International demand for U.S. financial assets cooled in December as optimism Europe would resolve its debt crisis reduced the appeal of Treasuries as a safe haven.

Net buying of long-term equities, notes and bonds totaled $17.9 billion during the month, compared with net purchases of $61.3 billion the previous month, the Treasury Department said today in Washington. Including short-term securities such as stock swaps, foreigners bought a net $87.1 billion in December, compared with net buying of $42.9 billion the previous month.

02/11/2012 (2:16 am)

Italy: Wrecked cruise ship moves in rough seas

Filed under: Finance, money |

Italian officials say rough seas have increased movements of the crippled Costa Concordia and are thwarting the start of fuel removal a month after the cruise ship capsized off a Tuscan island.

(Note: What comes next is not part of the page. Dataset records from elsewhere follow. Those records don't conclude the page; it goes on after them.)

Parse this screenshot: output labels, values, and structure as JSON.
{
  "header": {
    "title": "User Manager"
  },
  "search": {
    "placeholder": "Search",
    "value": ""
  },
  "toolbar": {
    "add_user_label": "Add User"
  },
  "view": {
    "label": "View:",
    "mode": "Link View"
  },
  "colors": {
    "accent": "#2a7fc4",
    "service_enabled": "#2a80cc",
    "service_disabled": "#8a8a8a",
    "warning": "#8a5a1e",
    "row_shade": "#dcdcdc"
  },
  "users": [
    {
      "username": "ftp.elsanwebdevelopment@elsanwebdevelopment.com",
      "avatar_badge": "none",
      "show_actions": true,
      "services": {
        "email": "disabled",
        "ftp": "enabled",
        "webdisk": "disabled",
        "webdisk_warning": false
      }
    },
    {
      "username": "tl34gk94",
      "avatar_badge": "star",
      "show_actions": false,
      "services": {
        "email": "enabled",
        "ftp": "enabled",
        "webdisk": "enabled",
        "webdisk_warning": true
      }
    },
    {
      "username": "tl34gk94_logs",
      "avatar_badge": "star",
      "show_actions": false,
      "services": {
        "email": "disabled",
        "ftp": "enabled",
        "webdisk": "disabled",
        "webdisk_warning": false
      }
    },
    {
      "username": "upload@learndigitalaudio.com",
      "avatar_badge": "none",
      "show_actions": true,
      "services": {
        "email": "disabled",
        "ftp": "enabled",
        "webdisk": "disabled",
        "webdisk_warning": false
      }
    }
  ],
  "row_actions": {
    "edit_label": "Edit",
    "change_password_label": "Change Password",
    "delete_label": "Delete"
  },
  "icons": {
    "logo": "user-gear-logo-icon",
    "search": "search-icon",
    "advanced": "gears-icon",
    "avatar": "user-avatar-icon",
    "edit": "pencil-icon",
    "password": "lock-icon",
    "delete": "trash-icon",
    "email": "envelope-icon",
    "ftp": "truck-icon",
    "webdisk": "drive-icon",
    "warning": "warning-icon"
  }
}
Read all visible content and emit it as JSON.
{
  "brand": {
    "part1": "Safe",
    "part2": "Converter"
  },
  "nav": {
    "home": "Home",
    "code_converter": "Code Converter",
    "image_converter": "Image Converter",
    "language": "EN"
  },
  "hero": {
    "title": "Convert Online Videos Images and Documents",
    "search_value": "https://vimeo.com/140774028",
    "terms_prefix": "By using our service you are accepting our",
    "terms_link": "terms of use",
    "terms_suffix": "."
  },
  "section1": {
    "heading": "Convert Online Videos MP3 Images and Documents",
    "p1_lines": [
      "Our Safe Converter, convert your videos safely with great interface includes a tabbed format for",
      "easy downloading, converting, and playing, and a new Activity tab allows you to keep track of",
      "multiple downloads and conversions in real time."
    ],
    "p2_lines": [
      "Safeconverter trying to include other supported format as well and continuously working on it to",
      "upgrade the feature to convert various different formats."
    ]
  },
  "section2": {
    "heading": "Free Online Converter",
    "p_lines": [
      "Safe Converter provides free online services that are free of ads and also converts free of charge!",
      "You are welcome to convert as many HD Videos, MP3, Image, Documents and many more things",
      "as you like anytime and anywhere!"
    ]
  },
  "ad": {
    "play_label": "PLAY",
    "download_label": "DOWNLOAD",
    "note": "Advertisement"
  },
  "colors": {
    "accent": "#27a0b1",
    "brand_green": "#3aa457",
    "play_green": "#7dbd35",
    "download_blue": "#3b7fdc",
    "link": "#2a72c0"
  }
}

The national office overseeing search and anti-pollution operations said Friday that instruments registered increased and faster movements of the ship, which is resting on its side just outside Giglio island’s port. But they said the movements have since slowed down. If the ship keeps shifting, it could drop down onto deeper seabed, complicating plans to remove fuel quick payday loan.

At least 17 people died in the incident and 15 are missing. Italian TG5 broadcast video showing confusion among the captain and crew on the ship’s bridge in the hour after Concordia rammed a reef.

Source

01/25/2012 (1:04 pm)

Contracts to Purchase Existing U.S. Homes Hold Near 19-Month High: Economy - Bloomberg

Filed under: Mortgage, management |

The number of Americans signing contracts to buy previously owned homes in December held near a 19-month high, showing the stabilization in the market that began in late 2011 will extend into the new year.

The index of pending home sales decreased 3.5 percent last month after jumping a combined 18 percent in October and November, figures from the National Association of Realtors showed today in Washington. It was the best back-to-back reading since a buyer tax credit boosted demand in early 2010.